Этого Лёня не хочет признавать. Он даже оправдывает убийство арабов, потому что евреям нужно жизненнее пространство, вот они и вынуждены захватывать силой, и вообще, все, что говорится в нашей прессе про Израиль — всё ложь, всё иначе. С ним трудно спорить, против одного твоего слова он выставляет сто своих, и забивает потоком слов. Сколько людей, столько и правд.

Он рассказал о встрече с Рашевской, передразнивая ее:

— Я случайно встретил на улице, поздоровался и хотел пройти. С ней была такая же, в очках, пыльным мешком прихлопнутая. Она остановилась и глазами так захлопала:
— А знаешь, у нас дела? – Ну, дела, так дела. Молчу. — Вот ты не ходишь, а как узнаешь, сразу прибежишь. Но поздно будет. И ушла. Ты не знаешь, что там за дела?
Я рассказал о коммерческом сборнике:
— У тебя есть что-нибудь?
— Какая разница? Всё равно, она сказала — не возьмет.

— Она собирается сделать объявление по городу, с призывом всех талантливых людей. Конечно, то, что они собирается сделать — дерьмо. Я, на месте читателя, не купил бы такой сборник, 17 листов прозы и семь — поэзии.
Он сказал, что младшего сына водит в ДК на платные курсы английского языка, семь рублей в месяц. Он уже определил — одного отдаст на гуманитарный, другого в технический. Еврейская расчетливость. Русские безалабернее, они понимает, что жизнь вносит свои коррективы, поэтому евреи чаще добиваются поставленной цели. И я не вижу никаких оснований считать, что в нашей стране евреев угнетают, как кажется это Лёне.

Есть отдельные люди, которые по своей недоразвитости проявляют шовинистические высказывания, но в равной степени достается и русским, и надо быть выше этого глупого спора, кто виноват, и как отомстить обидчику? Вполне вероятно, что у Лени это проявления вяло текущей шизофрении, болезненная обостренность к еврейскому вопросу, да и вообще, он очень остро реагирует там, где другой бы пожал плечами.

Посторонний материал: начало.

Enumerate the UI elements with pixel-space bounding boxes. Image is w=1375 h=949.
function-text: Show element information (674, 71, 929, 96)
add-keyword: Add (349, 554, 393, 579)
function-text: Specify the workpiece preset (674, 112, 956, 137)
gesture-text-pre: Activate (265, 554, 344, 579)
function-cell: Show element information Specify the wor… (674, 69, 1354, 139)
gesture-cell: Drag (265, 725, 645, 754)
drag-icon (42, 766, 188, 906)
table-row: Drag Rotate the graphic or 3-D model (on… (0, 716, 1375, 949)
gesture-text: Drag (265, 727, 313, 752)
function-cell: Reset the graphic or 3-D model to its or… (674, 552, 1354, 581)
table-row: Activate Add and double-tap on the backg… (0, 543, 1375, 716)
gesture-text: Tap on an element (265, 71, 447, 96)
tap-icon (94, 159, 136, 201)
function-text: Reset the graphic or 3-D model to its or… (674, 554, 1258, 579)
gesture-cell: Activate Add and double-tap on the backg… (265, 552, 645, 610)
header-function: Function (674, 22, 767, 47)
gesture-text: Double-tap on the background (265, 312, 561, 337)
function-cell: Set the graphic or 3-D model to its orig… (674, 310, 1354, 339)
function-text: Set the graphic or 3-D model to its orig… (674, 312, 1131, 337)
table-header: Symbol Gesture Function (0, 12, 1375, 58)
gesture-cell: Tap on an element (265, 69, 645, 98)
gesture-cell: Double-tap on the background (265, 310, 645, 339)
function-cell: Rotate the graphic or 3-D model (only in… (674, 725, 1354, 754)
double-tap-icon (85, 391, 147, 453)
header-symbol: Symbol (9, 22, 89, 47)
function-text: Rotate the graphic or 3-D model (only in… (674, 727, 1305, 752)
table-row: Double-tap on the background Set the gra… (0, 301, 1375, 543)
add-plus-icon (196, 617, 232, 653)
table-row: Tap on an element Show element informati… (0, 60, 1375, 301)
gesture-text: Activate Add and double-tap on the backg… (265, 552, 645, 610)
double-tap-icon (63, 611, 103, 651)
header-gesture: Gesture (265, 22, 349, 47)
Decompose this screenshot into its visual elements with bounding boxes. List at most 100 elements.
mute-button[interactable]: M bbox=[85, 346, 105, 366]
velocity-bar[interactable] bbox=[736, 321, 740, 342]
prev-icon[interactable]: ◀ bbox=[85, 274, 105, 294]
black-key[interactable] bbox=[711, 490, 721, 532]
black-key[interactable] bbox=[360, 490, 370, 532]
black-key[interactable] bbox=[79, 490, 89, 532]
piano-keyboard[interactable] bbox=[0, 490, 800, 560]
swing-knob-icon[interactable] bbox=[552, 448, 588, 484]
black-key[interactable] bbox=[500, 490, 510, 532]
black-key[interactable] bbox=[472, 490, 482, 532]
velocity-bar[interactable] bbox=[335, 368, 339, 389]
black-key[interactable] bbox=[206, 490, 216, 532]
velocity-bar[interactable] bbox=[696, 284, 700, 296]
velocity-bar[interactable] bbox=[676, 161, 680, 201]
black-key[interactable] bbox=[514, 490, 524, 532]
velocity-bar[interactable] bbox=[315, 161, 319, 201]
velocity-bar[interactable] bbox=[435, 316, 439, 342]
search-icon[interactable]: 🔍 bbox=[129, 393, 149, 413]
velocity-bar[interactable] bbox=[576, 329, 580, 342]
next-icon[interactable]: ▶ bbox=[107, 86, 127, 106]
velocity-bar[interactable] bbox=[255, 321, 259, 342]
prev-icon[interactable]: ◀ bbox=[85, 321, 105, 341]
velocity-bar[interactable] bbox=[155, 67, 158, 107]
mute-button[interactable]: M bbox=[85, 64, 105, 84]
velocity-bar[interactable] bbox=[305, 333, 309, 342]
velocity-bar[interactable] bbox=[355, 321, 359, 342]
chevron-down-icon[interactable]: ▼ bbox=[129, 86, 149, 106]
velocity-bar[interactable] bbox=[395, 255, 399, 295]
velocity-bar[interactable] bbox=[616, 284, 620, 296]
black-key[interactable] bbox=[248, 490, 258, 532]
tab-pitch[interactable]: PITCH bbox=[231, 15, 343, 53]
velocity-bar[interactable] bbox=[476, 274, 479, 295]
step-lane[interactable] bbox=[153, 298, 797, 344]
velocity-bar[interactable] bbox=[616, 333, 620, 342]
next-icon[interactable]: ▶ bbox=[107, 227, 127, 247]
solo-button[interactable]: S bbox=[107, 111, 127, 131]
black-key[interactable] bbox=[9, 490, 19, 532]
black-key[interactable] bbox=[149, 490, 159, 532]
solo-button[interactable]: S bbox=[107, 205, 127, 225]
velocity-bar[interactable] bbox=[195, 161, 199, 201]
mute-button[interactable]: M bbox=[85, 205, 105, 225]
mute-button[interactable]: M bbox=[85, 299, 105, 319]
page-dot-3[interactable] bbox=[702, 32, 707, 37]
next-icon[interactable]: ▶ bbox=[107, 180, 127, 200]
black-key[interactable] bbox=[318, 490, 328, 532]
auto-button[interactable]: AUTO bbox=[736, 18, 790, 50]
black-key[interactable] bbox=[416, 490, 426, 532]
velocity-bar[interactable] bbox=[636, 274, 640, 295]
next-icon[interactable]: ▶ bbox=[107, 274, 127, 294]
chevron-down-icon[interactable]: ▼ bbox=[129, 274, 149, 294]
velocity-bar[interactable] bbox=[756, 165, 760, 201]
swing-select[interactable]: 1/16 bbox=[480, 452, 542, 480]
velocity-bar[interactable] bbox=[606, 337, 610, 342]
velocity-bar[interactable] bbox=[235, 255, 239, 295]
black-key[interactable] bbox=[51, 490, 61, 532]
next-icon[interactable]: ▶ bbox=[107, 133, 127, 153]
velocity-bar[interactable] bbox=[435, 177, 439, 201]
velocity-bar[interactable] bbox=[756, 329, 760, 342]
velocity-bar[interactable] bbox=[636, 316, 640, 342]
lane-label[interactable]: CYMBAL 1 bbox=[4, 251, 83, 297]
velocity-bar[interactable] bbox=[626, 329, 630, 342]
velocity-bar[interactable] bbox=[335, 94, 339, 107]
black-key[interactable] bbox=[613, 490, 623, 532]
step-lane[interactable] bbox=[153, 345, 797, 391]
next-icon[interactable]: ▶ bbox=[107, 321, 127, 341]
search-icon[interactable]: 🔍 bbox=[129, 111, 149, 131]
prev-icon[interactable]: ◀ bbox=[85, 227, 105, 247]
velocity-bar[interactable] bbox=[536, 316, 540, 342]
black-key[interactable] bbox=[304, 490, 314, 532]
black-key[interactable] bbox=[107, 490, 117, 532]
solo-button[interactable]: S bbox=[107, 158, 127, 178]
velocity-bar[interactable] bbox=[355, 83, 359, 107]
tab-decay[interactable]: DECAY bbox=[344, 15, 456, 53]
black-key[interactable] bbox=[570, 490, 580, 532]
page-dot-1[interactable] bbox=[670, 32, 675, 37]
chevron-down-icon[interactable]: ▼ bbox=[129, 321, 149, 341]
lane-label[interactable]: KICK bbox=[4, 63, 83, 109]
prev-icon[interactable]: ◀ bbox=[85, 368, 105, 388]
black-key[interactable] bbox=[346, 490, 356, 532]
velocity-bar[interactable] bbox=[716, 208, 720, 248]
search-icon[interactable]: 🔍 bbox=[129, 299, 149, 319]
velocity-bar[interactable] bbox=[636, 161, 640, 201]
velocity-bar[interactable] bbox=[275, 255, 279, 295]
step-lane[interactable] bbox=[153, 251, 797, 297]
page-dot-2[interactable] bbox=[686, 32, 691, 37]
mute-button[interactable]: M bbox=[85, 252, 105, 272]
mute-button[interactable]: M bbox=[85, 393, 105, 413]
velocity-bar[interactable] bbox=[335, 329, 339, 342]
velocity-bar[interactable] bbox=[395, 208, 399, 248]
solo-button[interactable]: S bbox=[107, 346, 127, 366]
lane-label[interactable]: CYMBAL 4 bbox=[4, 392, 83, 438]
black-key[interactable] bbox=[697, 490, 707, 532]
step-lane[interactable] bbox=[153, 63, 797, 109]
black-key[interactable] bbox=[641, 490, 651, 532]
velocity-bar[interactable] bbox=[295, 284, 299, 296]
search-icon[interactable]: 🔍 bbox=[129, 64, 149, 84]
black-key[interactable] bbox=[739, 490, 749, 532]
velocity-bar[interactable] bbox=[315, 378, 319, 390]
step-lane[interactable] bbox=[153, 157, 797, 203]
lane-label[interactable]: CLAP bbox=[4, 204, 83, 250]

Я раза два спросил, не мешаю ли? Он каждый раз говорил — нет, но намекнул, что в пять часов собирается пойти в больницу к Наташе. Пришла теща, в прихожей ее голос звучал копией Наташиного голоса, модуляция полностью совпадала, до удивления. Через пять минут я поднялся, и он меня не удерживал.
Скрипкина назначили председателем счетной комиссии.

— Боюсь, снова будут давить, как в прошлые разы, заставлять бросать бюллетени за тех, кто не пришел, ходили по общежитиям уговаривали студентов голосовать.

— А ты прояви сознательность, не поддавайся им. Действуй в духе перестройки.
Он лишь горько улыбнулся.

— Я и так сейчас в опале из-за Ериной. Осташов считает меня виноватым, не разговаривает, на оперативки не вызывает. Уж лучше бы вызвал, отчитал, чем так.

— Да не переживай ты, как вчерашний герой из фильма "Человек свиты" по рассказу Маканина. Не бери в голову, забудь.

Но он был вконец расстроен  потерей  расположения начальника, попасть в опалу, шуточное ли дело? До революционных ли преобразований? Тут, как бы масло на кусок хлеба не потерять. Бог с ним, с нелюбимой работой, лучшей нет, приходится тянуть лямку.